注意 本来であれば,この段階で自分の組織の目的とニーズに合致したディレクトリ製品を選択しなければならない。Windows 2000上で利用できるディレクトリサービスは,何もActive Directoryだけに限らないのである。NovellのNDS eDirectoryやNetscape CommunicationsのNetscape Directory Serverも,今日的なディレクトリサービスの一例である。しかし,少なからぬ組織は,Windows 2000に標準で添付されているActive Directoryを採用するだろう。そもそも,Active Directoryを利用しないならば,わざわざWindows 2000にアップグレードする理由がないといえなくもない。Active Directoryは,登場して間もないこともあって安定度や運用性の点では未知数な部分もあるが,機能面では最大公約数的な充実感と安心感がある。そのため,本稿ではActive Directoryを前提として解説を進めることにする。

 NTドメインでは名前解決にNetBIOSを用いてきたので,さまざまなサービスやアプリケーションはNetBIOSを前提としていた。移行後にNetBIOSを有効にするかどうかは,重要な選択の1つである。NetBIOSを有効にするかどうかは,(1) 従来クライアントの存在,(2) 組織の運用ポリシー,(3) アプリケーションの実装,(4) ユーザーの教育状況,といった事柄を勘案して決定することになる。この点については,連載記事である『Windows 2000時代のDNS展開作法』における「名前解決方法の選択 〜最適な名前解決方法の探索〜」が詳しいので,参照していただきたい。

 これに関連して,NTドメインでWINS(Windows Internet Naming Service)を利用してきたのであれば,それをどうするかも検討しなければならない。NetBIOSを有効にすることを選択したのであれば,WINSを導入し,NetBIOSのブロードキャストを抑制したほうがよい場合もあるだろう。

 また,Windows 2000では,標準のプロトコルがTCP/IPとなっており,Active DirectoryもTCP/IP上で稼動する。したがって,NTドメインから移行するときに,NetBEUIやIPX/SPXといった,ほかのプロトコルが必要なのかも,十分に検討する必要がある。プロトコルの数は少ないほど管理コストは下がり,ネットワークの混雑は緩和される。何らかの形態でインターネットに接続されることが多い今日のネットワーク環境では,ほとんどの場合はTCP/IPに一本化しても不都合は生じないはずである。NetBIOSを利用する場合も,NBT(NetBIOS over TCP/IP)を有効にすれば,わざわざNetBEUIを利用する必要はない。NetWareが存在する場合も,バージョンによってはTCP/IPが標準またはオプションでサポートされているはずであり,TCP/IPに一本化できるケースもある。ネットワーク内にIBM AS/400やDEC VAXなどのレガシーシステム専用アプリケーションが存在する場合には,TCP/IPに統一できない可能性もあるが,SNA Serverを活用したり,レガシーシステムにTCP/IPプロトコルを追加したりすることで,解決できる可能性は高い。

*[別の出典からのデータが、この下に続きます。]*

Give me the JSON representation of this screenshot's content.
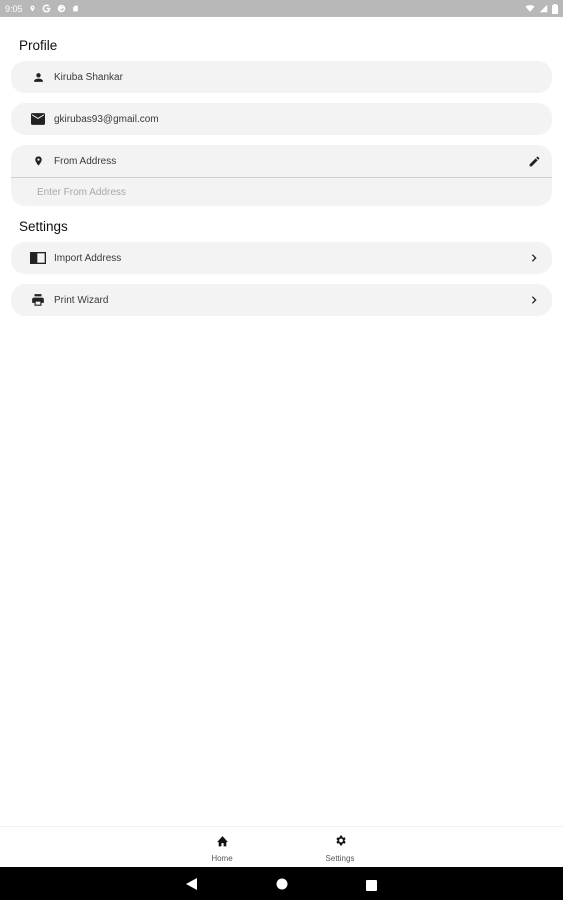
{
  "status_bar": {
    "time": "9:05",
    "left_icons": [
      "location-icon",
      "google-icon",
      "google-icon-2",
      "sd-card-icon"
    ],
    "right_icons": [
      "wifi-icon",
      "signal-icon",
      "battery-icon"
    ]
  },
  "profile": {
    "title": "Profile",
    "name": "Kiruba Shankar",
    "email": "gkirubas93@gmail.com",
    "from_address_label": "From Address",
    "from_address_placeholder": "Enter From Address",
    "from_address_value": ""
  },
  "settings": {
    "title": "Settings",
    "import_label": "Import Address",
    "print_label": "Print Wizard"
  },
  "bottom_nav": {
    "home_label": "Home",
    "settings_label": "Settings"
  },
  "colors": {
    "status_bar": "#b8b8b8",
    "card_bg": "#f3f3f3",
    "system_nav": "#000000"
  }
}
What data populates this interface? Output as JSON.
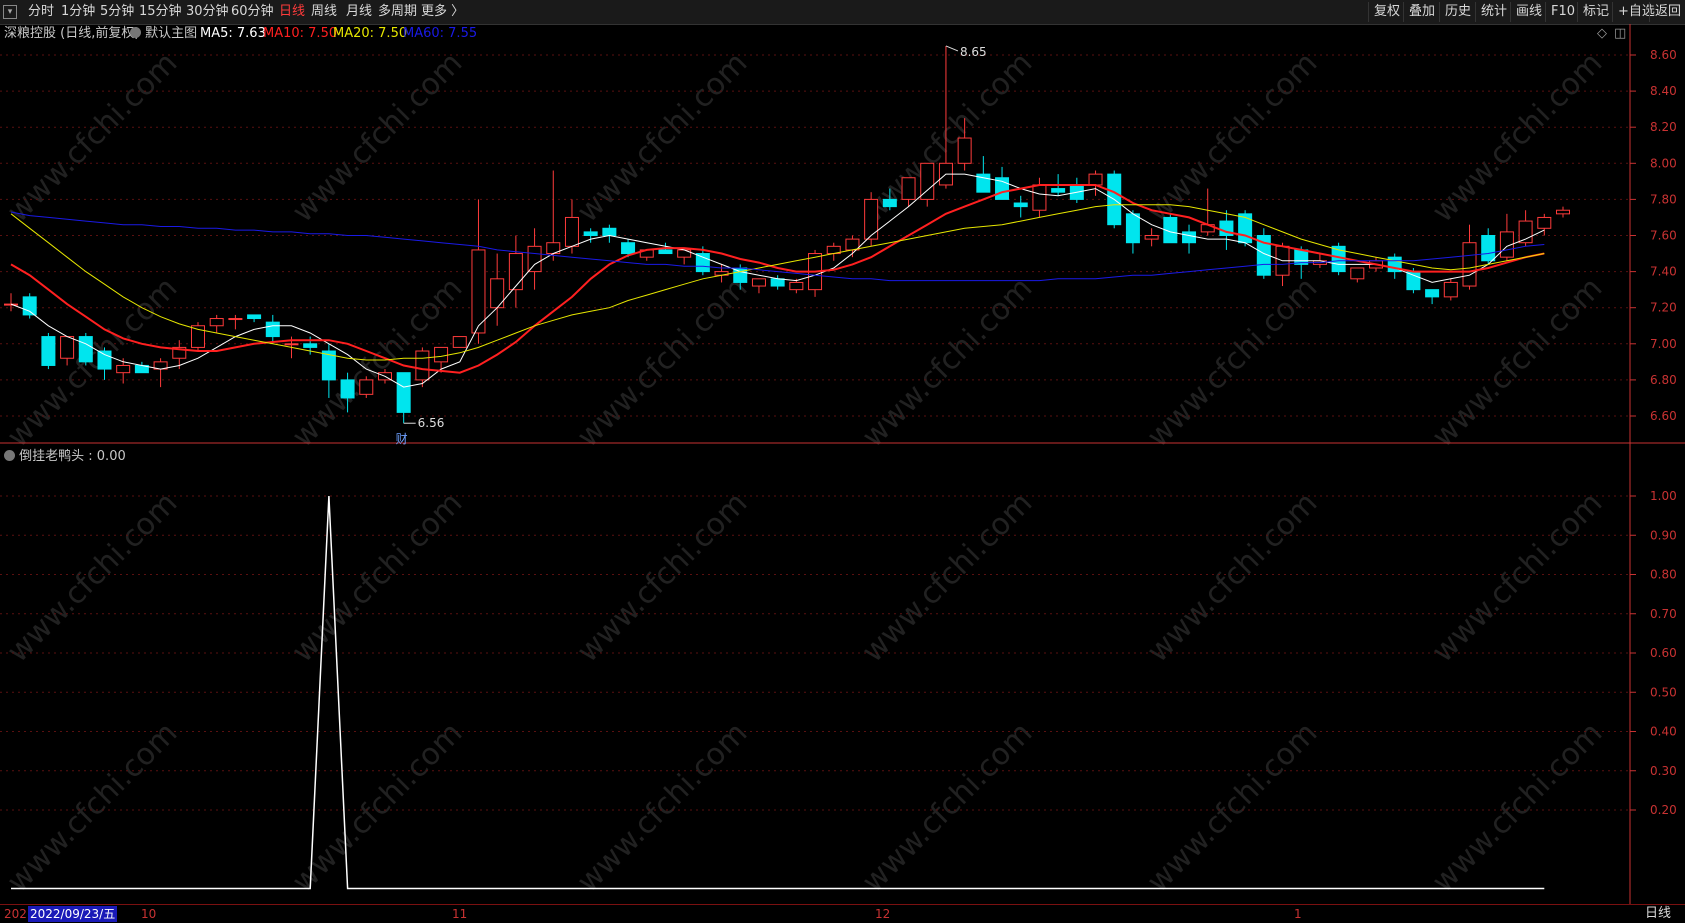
{
  "toolbar": {
    "periods": [
      "分时",
      "1分钟",
      "5分钟",
      "15分钟",
      "30分钟",
      "60分钟",
      "日线",
      "周线",
      "月线",
      "多周期",
      "更多 〉"
    ],
    "active_period": "日线",
    "right_buttons": [
      "复权",
      "叠加",
      "历史",
      "统计",
      "画线",
      "F10",
      "标记",
      "+自选",
      "返回"
    ]
  },
  "main_info": {
    "stock": "深粮控股 (日线,前复权)",
    "template": "默认主图",
    "ma5": "MA5: 7.63",
    "ma10": "MA10: 7.50",
    "ma20": "MA20: 7.50",
    "ma60": "MA60: 7.55"
  },
  "indicator_info": {
    "label": "倒挂老鸭头 : 0.00"
  },
  "annotations": {
    "high": "8.65",
    "low": "6.56",
    "marker": "财"
  },
  "bottom": {
    "prefix": "202",
    "date": "2022/09/23/五",
    "months": [
      "10",
      "11",
      "12",
      "1"
    ],
    "period": "日线"
  },
  "watermark": "www.cfchi.com",
  "colors": {
    "up": "#ff3b3b",
    "down": "#00e5ee",
    "ma5": "#ffffff",
    "ma10": "#ff2020",
    "ma20": "#e6e600",
    "ma60": "#1a1ae6",
    "axis": "#c83232",
    "indicator": "#ffffff"
  },
  "chart_data": [
    {
      "type": "candlestick",
      "title": "深粮控股 (日线,前复权)",
      "y_ticks": [
        "8.60",
        "8.40",
        "8.20",
        "8.00",
        "7.80",
        "7.60",
        "7.40",
        "7.20",
        "7.00",
        "6.80",
        "6.60"
      ],
      "ylim": [
        6.52,
        8.72
      ],
      "ohlc": [
        [
          7.22,
          7.28,
          7.18,
          7.22
        ],
        [
          7.26,
          7.28,
          7.14,
          7.16
        ],
        [
          7.04,
          7.06,
          6.86,
          6.88
        ],
        [
          6.92,
          7.04,
          6.88,
          7.04
        ],
        [
          7.04,
          7.06,
          6.88,
          6.9
        ],
        [
          6.96,
          6.98,
          6.8,
          6.86
        ],
        [
          6.84,
          6.92,
          6.78,
          6.88
        ],
        [
          6.88,
          6.9,
          6.84,
          6.84
        ],
        [
          6.86,
          6.92,
          6.76,
          6.9
        ],
        [
          6.92,
          7.02,
          6.86,
          6.98
        ],
        [
          6.98,
          7.12,
          6.96,
          7.1
        ],
        [
          7.1,
          7.16,
          7.06,
          7.14
        ],
        [
          7.14,
          7.16,
          7.08,
          7.14
        ],
        [
          7.16,
          7.16,
          7.12,
          7.14
        ],
        [
          7.12,
          7.16,
          7.0,
          7.04
        ],
        [
          7.0,
          7.04,
          6.92,
          7.0
        ],
        [
          7.0,
          7.04,
          6.94,
          6.98
        ],
        [
          6.96,
          7.0,
          6.7,
          6.8
        ],
        [
          6.8,
          6.84,
          6.62,
          6.7
        ],
        [
          6.72,
          6.82,
          6.7,
          6.8
        ],
        [
          6.8,
          6.86,
          6.78,
          6.84
        ],
        [
          6.84,
          6.84,
          6.56,
          6.62
        ],
        [
          6.8,
          6.98,
          6.76,
          6.96
        ],
        [
          6.9,
          6.98,
          6.84,
          6.98
        ],
        [
          6.98,
          7.04,
          6.98,
          7.04
        ],
        [
          7.06,
          7.8,
          7.0,
          7.52
        ],
        [
          7.2,
          7.5,
          7.1,
          7.36
        ],
        [
          7.3,
          7.6,
          7.2,
          7.5
        ],
        [
          7.4,
          7.64,
          7.3,
          7.54
        ],
        [
          7.5,
          7.96,
          7.46,
          7.56
        ],
        [
          7.54,
          7.8,
          7.5,
          7.7
        ],
        [
          7.62,
          7.64,
          7.56,
          7.6
        ],
        [
          7.64,
          7.66,
          7.56,
          7.6
        ],
        [
          7.56,
          7.58,
          7.48,
          7.5
        ],
        [
          7.48,
          7.52,
          7.46,
          7.52
        ],
        [
          7.52,
          7.56,
          7.5,
          7.5
        ],
        [
          7.48,
          7.52,
          7.44,
          7.52
        ],
        [
          7.5,
          7.54,
          7.38,
          7.4
        ],
        [
          7.38,
          7.44,
          7.34,
          7.4
        ],
        [
          7.42,
          7.44,
          7.3,
          7.34
        ],
        [
          7.32,
          7.36,
          7.28,
          7.36
        ],
        [
          7.36,
          7.38,
          7.3,
          7.32
        ],
        [
          7.3,
          7.36,
          7.28,
          7.34
        ],
        [
          7.3,
          7.52,
          7.26,
          7.5
        ],
        [
          7.5,
          7.56,
          7.46,
          7.54
        ],
        [
          7.52,
          7.6,
          7.48,
          7.58
        ],
        [
          7.58,
          7.84,
          7.54,
          7.8
        ],
        [
          7.8,
          7.86,
          7.74,
          7.76
        ],
        [
          7.8,
          7.92,
          7.76,
          7.92
        ],
        [
          7.8,
          8.0,
          7.76,
          8.0
        ],
        [
          7.88,
          8.65,
          7.86,
          8.0
        ],
        [
          8.0,
          8.25,
          7.96,
          8.14
        ],
        [
          7.94,
          8.04,
          7.84,
          7.84
        ],
        [
          7.92,
          7.98,
          7.8,
          7.8
        ],
        [
          7.78,
          7.82,
          7.7,
          7.76
        ],
        [
          7.74,
          7.92,
          7.7,
          7.88
        ],
        [
          7.86,
          7.94,
          7.82,
          7.84
        ],
        [
          7.88,
          7.92,
          7.78,
          7.8
        ],
        [
          7.88,
          7.96,
          7.82,
          7.94
        ],
        [
          7.94,
          7.96,
          7.64,
          7.66
        ],
        [
          7.72,
          7.74,
          7.5,
          7.56
        ],
        [
          7.58,
          7.64,
          7.54,
          7.6
        ],
        [
          7.7,
          7.72,
          7.56,
          7.56
        ],
        [
          7.62,
          7.66,
          7.5,
          7.56
        ],
        [
          7.62,
          7.86,
          7.6,
          7.66
        ],
        [
          7.68,
          7.74,
          7.52,
          7.6
        ],
        [
          7.72,
          7.74,
          7.54,
          7.56
        ],
        [
          7.6,
          7.64,
          7.36,
          7.38
        ],
        [
          7.38,
          7.56,
          7.32,
          7.54
        ],
        [
          7.52,
          7.54,
          7.36,
          7.44
        ],
        [
          7.44,
          7.5,
          7.42,
          7.46
        ],
        [
          7.54,
          7.56,
          7.38,
          7.4
        ],
        [
          7.36,
          7.42,
          7.34,
          7.42
        ],
        [
          7.42,
          7.48,
          7.4,
          7.46
        ],
        [
          7.48,
          7.5,
          7.36,
          7.4
        ],
        [
          7.4,
          7.42,
          7.28,
          7.3
        ],
        [
          7.3,
          7.3,
          7.22,
          7.26
        ],
        [
          7.26,
          7.36,
          7.24,
          7.34
        ],
        [
          7.32,
          7.66,
          7.3,
          7.56
        ],
        [
          7.6,
          7.64,
          7.44,
          7.46
        ],
        [
          7.48,
          7.72,
          7.46,
          7.62
        ],
        [
          7.56,
          7.74,
          7.54,
          7.68
        ],
        [
          7.64,
          7.72,
          7.6,
          7.7
        ],
        [
          7.72,
          7.76,
          7.7,
          7.74
        ]
      ],
      "series": [
        {
          "name": "MA5",
          "values": [
            7.22,
            7.18,
            7.1,
            7.04,
            7.0,
            6.94,
            6.9,
            6.88,
            6.86,
            6.88,
            6.92,
            6.98,
            7.04,
            7.08,
            7.1,
            7.1,
            7.06,
            7.0,
            6.94,
            6.86,
            6.82,
            6.76,
            6.78,
            6.86,
            6.9,
            7.1,
            7.2,
            7.32,
            7.44,
            7.5,
            7.54,
            7.58,
            7.6,
            7.58,
            7.56,
            7.54,
            7.52,
            7.48,
            7.44,
            7.4,
            7.38,
            7.36,
            7.35,
            7.38,
            7.42,
            7.5,
            7.6,
            7.68,
            7.76,
            7.85,
            7.94,
            7.94,
            7.92,
            7.9,
            7.86,
            7.83,
            7.82,
            7.84,
            7.86,
            7.8,
            7.72,
            7.66,
            7.62,
            7.6,
            7.58,
            7.58,
            7.56,
            7.5,
            7.46,
            7.46,
            7.46,
            7.44,
            7.44,
            7.44,
            7.42,
            7.38,
            7.34,
            7.36,
            7.38,
            7.44,
            7.54,
            7.58,
            7.63
          ]
        },
        {
          "name": "MA10",
          "values": [
            7.44,
            7.38,
            7.3,
            7.22,
            7.15,
            7.08,
            7.03,
            7.0,
            6.98,
            6.97,
            6.96,
            6.96,
            6.98,
            7.0,
            7.01,
            7.02,
            7.02,
            7.02,
            7.0,
            6.96,
            6.92,
            6.88,
            6.86,
            6.85,
            6.84,
            6.88,
            6.94,
            7.01,
            7.1,
            7.18,
            7.26,
            7.36,
            7.44,
            7.49,
            7.52,
            7.53,
            7.53,
            7.52,
            7.5,
            7.47,
            7.45,
            7.42,
            7.4,
            7.4,
            7.41,
            7.44,
            7.48,
            7.54,
            7.6,
            7.66,
            7.72,
            7.76,
            7.8,
            7.84,
            7.86,
            7.88,
            7.88,
            7.88,
            7.88,
            7.84,
            7.78,
            7.74,
            7.72,
            7.7,
            7.66,
            7.62,
            7.6,
            7.56,
            7.54,
            7.52,
            7.5,
            7.48,
            7.46,
            7.44,
            7.42,
            7.4,
            7.4,
            7.4,
            7.4,
            7.42,
            7.45,
            7.48,
            7.5
          ]
        },
        {
          "name": "MA20",
          "values": [
            7.72,
            7.64,
            7.56,
            7.48,
            7.4,
            7.33,
            7.26,
            7.2,
            7.15,
            7.11,
            7.08,
            7.06,
            7.04,
            7.02,
            7.0,
            6.98,
            6.96,
            6.94,
            6.92,
            6.91,
            6.91,
            6.92,
            6.92,
            6.93,
            6.95,
            6.98,
            7.02,
            7.06,
            7.1,
            7.13,
            7.16,
            7.18,
            7.2,
            7.24,
            7.27,
            7.3,
            7.33,
            7.36,
            7.38,
            7.4,
            7.42,
            7.44,
            7.46,
            7.48,
            7.5,
            7.52,
            7.54,
            7.56,
            7.58,
            7.6,
            7.62,
            7.64,
            7.65,
            7.66,
            7.68,
            7.7,
            7.72,
            7.74,
            7.76,
            7.77,
            7.77,
            7.77,
            7.77,
            7.76,
            7.74,
            7.72,
            7.7,
            7.66,
            7.62,
            7.58,
            7.55,
            7.52,
            7.5,
            7.48,
            7.46,
            7.44,
            7.42,
            7.41,
            7.42,
            7.44,
            7.46,
            7.48,
            7.5
          ]
        },
        {
          "name": "MA60",
          "values": [
            7.73,
            7.71,
            7.7,
            7.69,
            7.68,
            7.67,
            7.66,
            7.66,
            7.65,
            7.65,
            7.64,
            7.64,
            7.63,
            7.63,
            7.62,
            7.62,
            7.61,
            7.61,
            7.6,
            7.6,
            7.59,
            7.58,
            7.57,
            7.56,
            7.55,
            7.54,
            7.52,
            7.51,
            7.5,
            7.49,
            7.48,
            7.47,
            7.46,
            7.45,
            7.44,
            7.44,
            7.43,
            7.43,
            7.42,
            7.42,
            7.41,
            7.4,
            7.39,
            7.38,
            7.37,
            7.36,
            7.36,
            7.35,
            7.35,
            7.35,
            7.35,
            7.35,
            7.35,
            7.35,
            7.35,
            7.35,
            7.36,
            7.36,
            7.36,
            7.37,
            7.38,
            7.38,
            7.39,
            7.4,
            7.41,
            7.42,
            7.43,
            7.44,
            7.44,
            7.45,
            7.45,
            7.46,
            7.46,
            7.46,
            7.46,
            7.46,
            7.47,
            7.48,
            7.49,
            7.5,
            7.52,
            7.54,
            7.55
          ]
        }
      ]
    },
    {
      "type": "line",
      "title": "倒挂老鸭头",
      "y_ticks": [
        "1.00",
        "0.90",
        "0.80",
        "0.70",
        "0.60",
        "0.50",
        "0.40",
        "0.30",
        "0.20"
      ],
      "ylim": [
        0,
        1
      ],
      "series": [
        {
          "name": "倒挂老鸭头",
          "values": [
            0,
            0,
            0,
            0,
            0,
            0,
            0,
            0,
            0,
            0,
            0,
            0,
            0,
            0,
            0,
            0,
            0,
            1,
            0,
            0,
            0,
            0,
            0,
            0,
            0,
            0,
            0,
            0,
            0,
            0,
            0,
            0,
            0,
            0,
            0,
            0,
            0,
            0,
            0,
            0,
            0,
            0,
            0,
            0,
            0,
            0,
            0,
            0,
            0,
            0,
            0,
            0,
            0,
            0,
            0,
            0,
            0,
            0,
            0,
            0,
            0,
            0,
            0,
            0,
            0,
            0,
            0,
            0,
            0,
            0,
            0,
            0,
            0,
            0,
            0,
            0,
            0,
            0,
            0,
            0,
            0,
            0,
            0
          ]
        }
      ]
    }
  ]
}
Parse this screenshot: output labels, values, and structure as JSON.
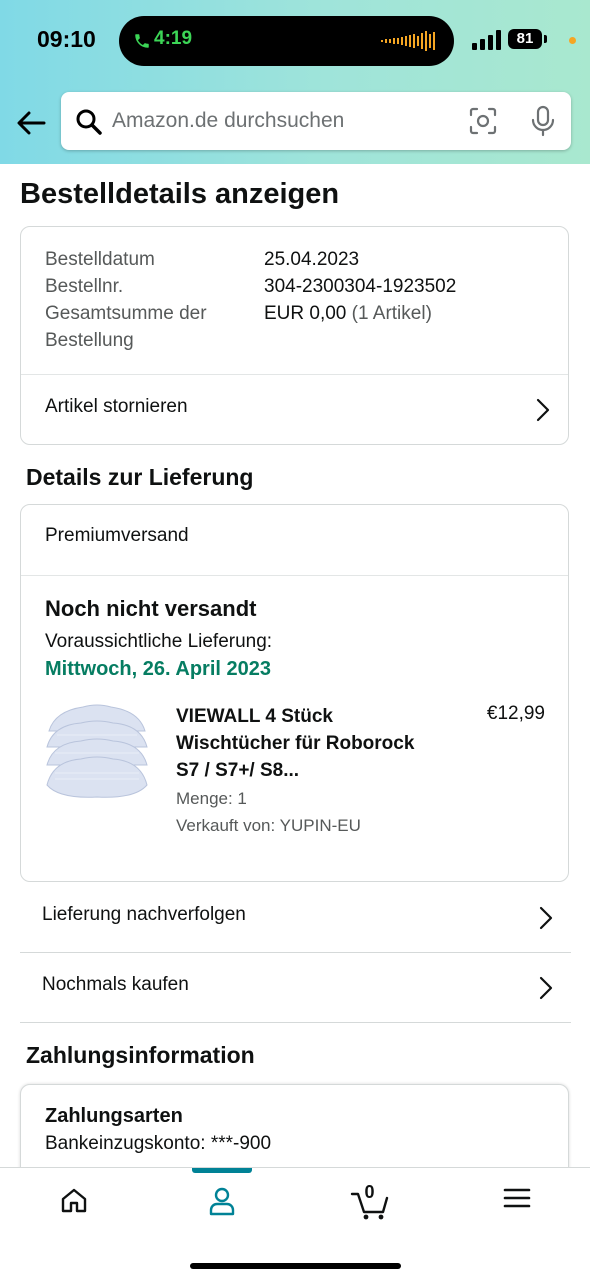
{
  "status_bar": {
    "time": "09:10",
    "call_time": "4:19",
    "battery": "81"
  },
  "search": {
    "placeholder": "Amazon.de durchsuchen"
  },
  "page_title": "Bestelldetails anzeigen",
  "order": {
    "date_label": "Bestelldatum",
    "date_value": "25.04.2023",
    "number_label": "Bestellnr.",
    "number_value": "304-2300304-1923502",
    "total_label": "Gesamtsumme der Bestellung",
    "total_value": "EUR 0,00",
    "total_items": "(1 Artikel)",
    "cancel_label": "Artikel stornieren"
  },
  "delivery": {
    "section_title": "Details zur Lieferung",
    "shipping_method": "Premiumversand",
    "status": "Noch nicht versandt",
    "expected_label": "Voraussichtliche Lieferung:",
    "expected_date": "Mittwoch, 26. April 2023",
    "expected_date_color": "#067d62",
    "product": {
      "title": "VIEWALL 4 Stück Wischtücher für Roborock S7 / S7+/ S8...",
      "price": "€12,99",
      "quantity": "Menge: 1",
      "seller": "Verkauft von: YUPIN-EU"
    }
  },
  "actions": {
    "track": "Lieferung nachverfolgen",
    "buy_again": "Nochmals kaufen"
  },
  "payment": {
    "section_title": "Zahlungsinformation",
    "methods_title": "Zahlungsarten",
    "methods_value": "Bankeinzugskonto: ***-900"
  },
  "bottom_nav": {
    "items": [
      "home-icon",
      "account-icon",
      "cart-icon",
      "menu-icon"
    ],
    "active": "account-icon",
    "active_color": "#008296",
    "cart_count": "0"
  }
}
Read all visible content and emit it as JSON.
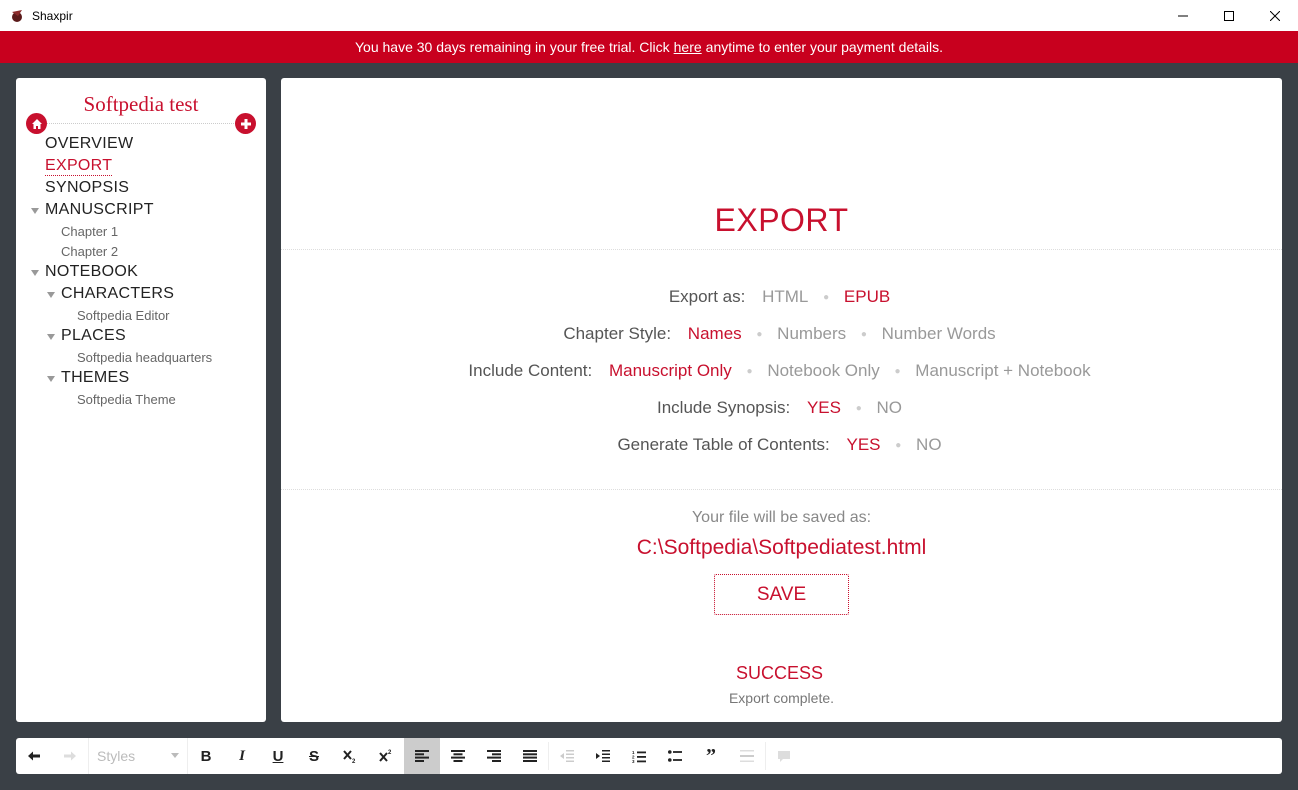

 最大の問題はDNSであろう。Active Directoryは名前解決にDNSを利用するため,SRVリソースレコードをサポートしているDNSが必須となる。本稿の執筆時点では,BIND 8.1.2以降またはWindows 2000 Serverに添付されているMicrosoft DNSが妥当な選択肢となるだろう。しかし,組織のネットワークがすでにインターネットに接続されているのであれば,既存のDNSが存在する場合が多い(小規模なネットワークでは外部のDNSサーバーに任せている場合もあるが,ドメイン名を取得しているような多くの環境では,独自のDNSサーバーを備えているはずである)。この場合,DNSサーバーをどのように構成するのかを選択する必要がある。たとえば,既存のDNSとMicrosoft DNSサーバーを共存させるのか,既存のDNSで統一するのか,Microsoft DNSで統一するのかを選ばねばならない。この問題については,連載記事である『Windows 2000時代のDNS展開作法』で詳しく解説されているので,参照していただきたい。この点は,Active Directoryドメインに移行するうえで,最も重要なポイントの1つである。

 Exchange ServerやSQL Server,Lotus Notes/Dominoなどのサーバーアプリケーションを利用している場合には,それらのアプリケーションをWindows 2000に移行させるのか,移行させないのかを検討しなければならない。本稿の執筆時点では対応製品が提供されていなくても,将来的に対応製品が出荷される可能性は高い。将来の計画に当たるが,この段階でできるだけ方針を決定しておくことをお勧めする。

sankaku.gif パイロットシステムでの検証

 利用するコンポーネントが決まったら,小規模なパイロットシステムを構築し,NTドメインからの移行を検証する。パイロットシステムとは,システム開発におけるプロトタイプに相当する。パイロットシステムでの検証を通じて,(1) 移行手順を確認する,(2) 問題が発生しないかどうかを確認する,(3) アプリケーションの動作を確認する,(4) 管理者を教育する,(5) ユーザーニーズを確認する,ことが必要である。

 パイロットシステムの検証にあたっては,管理者だけではなく,少数の一般ユーザーにも参加してもらい,ユーザーニーズも併せて調査することが望ましい。